How is the notion of adjunction of two functors usefull?
I have at least two answers for this.
Every adjunction prepares an equivalence of categories.
Namely, if $(F,G,\eta,\varepsilon) : \mathcal{C} \to \mathcal{D}$ is an adjunction, let $\mathsf{Fix}(\eta) \subseteq \mathcal{C}$ denote the full subcategory of objects $X \in \mathcal{C}$ such that $\eta(X) : X \to G(F(X))$ is an isomorphism. We define $\mathsf{Fix}(\varepsilon) \subseteq \mathcal{D}$ analogously. Then, $F,G$ restrict to an equivalence of categories $$\mathsf{Fix}(\eta) \simeq \mathsf{Fix}(\varepsilon).$$ This is also useful in the case of preorders, where adjunctions are known as Galois connections. Many famous equivalences of categories arise this way (and this seems to be kept as a secret).
- The main theorem of Galois theory
- Hilbert's Nullstellensatz
- The theorem of Gelfand-Naimark
- The duality between affine schemes and commutative rings
- The duality of finite-dimensional vector spaces
- Pontrjagin duality
- Grothendieck's main theorem Galois theory
- ...
Of course, in all these theorems, the hard part is to determine the fixed objects. But the framework for these theorems is provided by basic adjunctions.
Left adjoints are cocontinuous.
That is, if $F$ is left adjoint to a functor $G$, then $F$ preserves colimits. This is a standard fact, and it is easy to prove, but it subsumes hundreds of concrete isomorphisms which you have (or will) come across. For example, $$S^{-1}(\bigoplus_i M_i) \cong \bigoplus_i S^{-1} M_i$$ (localization of modules) is a formal consequence, as is $$(G * H)^{\mathrm{ab}} \cong G^{\mathrm{ab}} \oplus H^{\mathrm{ab}}$$ (abelianization of groups). We don't have to compute anything to get these isomorphisms.
The tensor product is right exact since tensoring with some module has a right adjoint, the (internal) hom functor. We don't have to fiddle around with cokernels, which is done in many texts which avoid adjoints and prove right exactness directly.

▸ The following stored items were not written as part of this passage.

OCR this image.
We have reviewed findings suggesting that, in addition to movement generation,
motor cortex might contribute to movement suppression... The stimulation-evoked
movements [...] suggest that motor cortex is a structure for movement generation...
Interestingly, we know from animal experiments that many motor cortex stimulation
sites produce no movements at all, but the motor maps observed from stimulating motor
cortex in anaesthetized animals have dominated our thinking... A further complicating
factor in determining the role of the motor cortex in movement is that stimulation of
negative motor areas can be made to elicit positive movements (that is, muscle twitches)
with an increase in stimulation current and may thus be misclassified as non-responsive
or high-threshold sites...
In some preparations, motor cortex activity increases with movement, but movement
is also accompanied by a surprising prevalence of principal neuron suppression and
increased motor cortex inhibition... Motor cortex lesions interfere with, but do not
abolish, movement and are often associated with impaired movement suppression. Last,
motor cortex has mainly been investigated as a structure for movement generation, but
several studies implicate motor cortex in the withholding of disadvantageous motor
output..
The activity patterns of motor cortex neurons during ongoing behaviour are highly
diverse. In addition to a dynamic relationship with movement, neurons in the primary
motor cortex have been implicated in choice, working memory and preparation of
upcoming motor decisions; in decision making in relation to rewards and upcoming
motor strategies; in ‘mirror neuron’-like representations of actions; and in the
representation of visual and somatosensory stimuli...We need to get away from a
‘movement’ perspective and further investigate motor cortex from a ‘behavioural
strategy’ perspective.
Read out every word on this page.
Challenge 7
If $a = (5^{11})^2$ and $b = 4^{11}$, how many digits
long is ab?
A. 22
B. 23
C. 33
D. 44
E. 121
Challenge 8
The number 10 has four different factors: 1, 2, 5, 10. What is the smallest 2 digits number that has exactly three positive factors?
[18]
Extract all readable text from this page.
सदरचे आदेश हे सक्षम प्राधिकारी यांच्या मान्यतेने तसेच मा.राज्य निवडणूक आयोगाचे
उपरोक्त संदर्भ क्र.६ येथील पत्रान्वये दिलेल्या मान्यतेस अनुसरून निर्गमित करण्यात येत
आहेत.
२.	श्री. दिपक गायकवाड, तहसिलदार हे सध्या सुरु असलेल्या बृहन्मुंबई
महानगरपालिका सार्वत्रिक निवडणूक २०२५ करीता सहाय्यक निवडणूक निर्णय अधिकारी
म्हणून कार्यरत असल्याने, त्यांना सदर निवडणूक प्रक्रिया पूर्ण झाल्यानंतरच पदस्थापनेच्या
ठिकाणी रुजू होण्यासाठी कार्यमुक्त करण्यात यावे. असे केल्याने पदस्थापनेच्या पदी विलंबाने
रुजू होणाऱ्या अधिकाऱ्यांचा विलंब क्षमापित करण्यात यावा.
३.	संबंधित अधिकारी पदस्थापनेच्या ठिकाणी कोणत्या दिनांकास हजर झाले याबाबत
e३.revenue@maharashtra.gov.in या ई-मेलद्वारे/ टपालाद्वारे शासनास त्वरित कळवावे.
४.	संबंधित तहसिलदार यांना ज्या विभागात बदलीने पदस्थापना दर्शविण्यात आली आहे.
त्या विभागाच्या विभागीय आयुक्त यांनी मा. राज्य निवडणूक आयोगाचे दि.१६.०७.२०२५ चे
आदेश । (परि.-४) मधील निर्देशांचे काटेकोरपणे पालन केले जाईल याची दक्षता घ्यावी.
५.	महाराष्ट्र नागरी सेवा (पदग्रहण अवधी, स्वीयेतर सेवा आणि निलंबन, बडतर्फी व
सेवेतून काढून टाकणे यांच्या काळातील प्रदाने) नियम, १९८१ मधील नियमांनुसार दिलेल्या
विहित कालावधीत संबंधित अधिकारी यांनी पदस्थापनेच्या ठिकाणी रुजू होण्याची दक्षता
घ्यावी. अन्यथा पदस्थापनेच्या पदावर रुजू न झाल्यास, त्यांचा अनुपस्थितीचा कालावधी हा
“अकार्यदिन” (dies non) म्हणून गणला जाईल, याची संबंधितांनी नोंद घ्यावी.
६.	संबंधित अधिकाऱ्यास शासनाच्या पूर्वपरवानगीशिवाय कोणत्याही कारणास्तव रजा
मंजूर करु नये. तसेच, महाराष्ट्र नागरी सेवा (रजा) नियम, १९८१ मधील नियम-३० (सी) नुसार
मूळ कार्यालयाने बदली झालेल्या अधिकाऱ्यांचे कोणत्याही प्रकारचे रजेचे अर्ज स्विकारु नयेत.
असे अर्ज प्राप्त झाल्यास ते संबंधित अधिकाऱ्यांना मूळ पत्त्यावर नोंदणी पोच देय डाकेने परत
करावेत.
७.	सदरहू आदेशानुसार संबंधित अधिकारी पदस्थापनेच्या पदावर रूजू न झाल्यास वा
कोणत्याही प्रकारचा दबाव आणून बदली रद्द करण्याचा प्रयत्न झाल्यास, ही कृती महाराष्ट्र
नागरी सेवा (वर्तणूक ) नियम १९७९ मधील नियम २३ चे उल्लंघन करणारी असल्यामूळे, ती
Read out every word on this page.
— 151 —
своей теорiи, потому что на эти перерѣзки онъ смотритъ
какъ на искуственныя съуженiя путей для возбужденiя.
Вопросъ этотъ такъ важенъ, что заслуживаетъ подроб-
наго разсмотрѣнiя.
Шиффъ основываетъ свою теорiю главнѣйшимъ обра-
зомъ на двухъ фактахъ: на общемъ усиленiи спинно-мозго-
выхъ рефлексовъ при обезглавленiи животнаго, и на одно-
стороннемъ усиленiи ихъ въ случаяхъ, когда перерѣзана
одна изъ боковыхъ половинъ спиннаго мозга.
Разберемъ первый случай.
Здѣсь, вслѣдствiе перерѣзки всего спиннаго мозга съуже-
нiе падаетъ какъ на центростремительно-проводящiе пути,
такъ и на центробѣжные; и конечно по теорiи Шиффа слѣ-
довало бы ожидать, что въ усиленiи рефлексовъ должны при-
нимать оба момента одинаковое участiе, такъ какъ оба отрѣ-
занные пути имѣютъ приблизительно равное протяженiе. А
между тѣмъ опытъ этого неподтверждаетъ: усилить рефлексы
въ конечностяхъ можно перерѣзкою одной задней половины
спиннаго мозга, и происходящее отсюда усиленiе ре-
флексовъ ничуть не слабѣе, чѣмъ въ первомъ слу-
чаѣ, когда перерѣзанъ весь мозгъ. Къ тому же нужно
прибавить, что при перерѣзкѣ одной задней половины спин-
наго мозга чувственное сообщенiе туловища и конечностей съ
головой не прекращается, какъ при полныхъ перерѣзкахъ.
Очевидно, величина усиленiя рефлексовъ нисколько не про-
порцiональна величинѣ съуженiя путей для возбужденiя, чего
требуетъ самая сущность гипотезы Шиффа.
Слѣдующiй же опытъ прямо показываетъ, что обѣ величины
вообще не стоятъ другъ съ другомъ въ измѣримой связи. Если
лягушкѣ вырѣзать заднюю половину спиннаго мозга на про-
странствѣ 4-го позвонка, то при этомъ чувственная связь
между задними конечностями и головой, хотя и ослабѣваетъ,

There is even a sort-of converse of this general result, namely Freyd's general adjoint functor theorem: Every cocontinuous functor, which has a solution set (which is a quite mild set-theoretic condition), is a left adjoint. So the preservation of colimits by left adjoints (and, dually, of limits by right adjoints) is perhaps one of their main goals.
It's best to look at some of the most obvious examples of adjunctions to get a feel for what they do. For example, in any algebraic category (groups, vector spaces, etc.) a left adjoint to the forgetful functor is a free functor. This gives a formal definition for what it means for an object to be "free."
Another really prevalent case is that of limits (or colimits). If a (co)limit exists for all diagrams of a given shape then this defines an adjunction. Limits and colimits are prevalent in every area of mathematics, so from these alone you can see that adjunctions are everywhere.
Another good example is a tensor-hom adjunction. This formalizes the intuitive idea of an "object of mappings" between any two objects. In a monoidal category, if you have a right adjoint to the functor $(-)\otimes X$ for any object $X$ then this is called the internal hom. If such a right adjoint exists, the category is said to be closed monoidal.
This is an extremely awesome property for a category to have, mainly because it allows you to curry arrows out of monoidal products. For example, in the category of commutative ring modules, the obvous internal hom corresponds to the tensor product. In the category of sets, it is the usual function sets. If you work in a convenient category of topological spaces (like k-spaces) which is closed with respect to the Cartesian product, then you can say things like "a homotopy $H$ between two paths $a$, $b$ in a space $X$ is a path in the space of paths $X^{[0,1]}$ joining $a$ to $b$."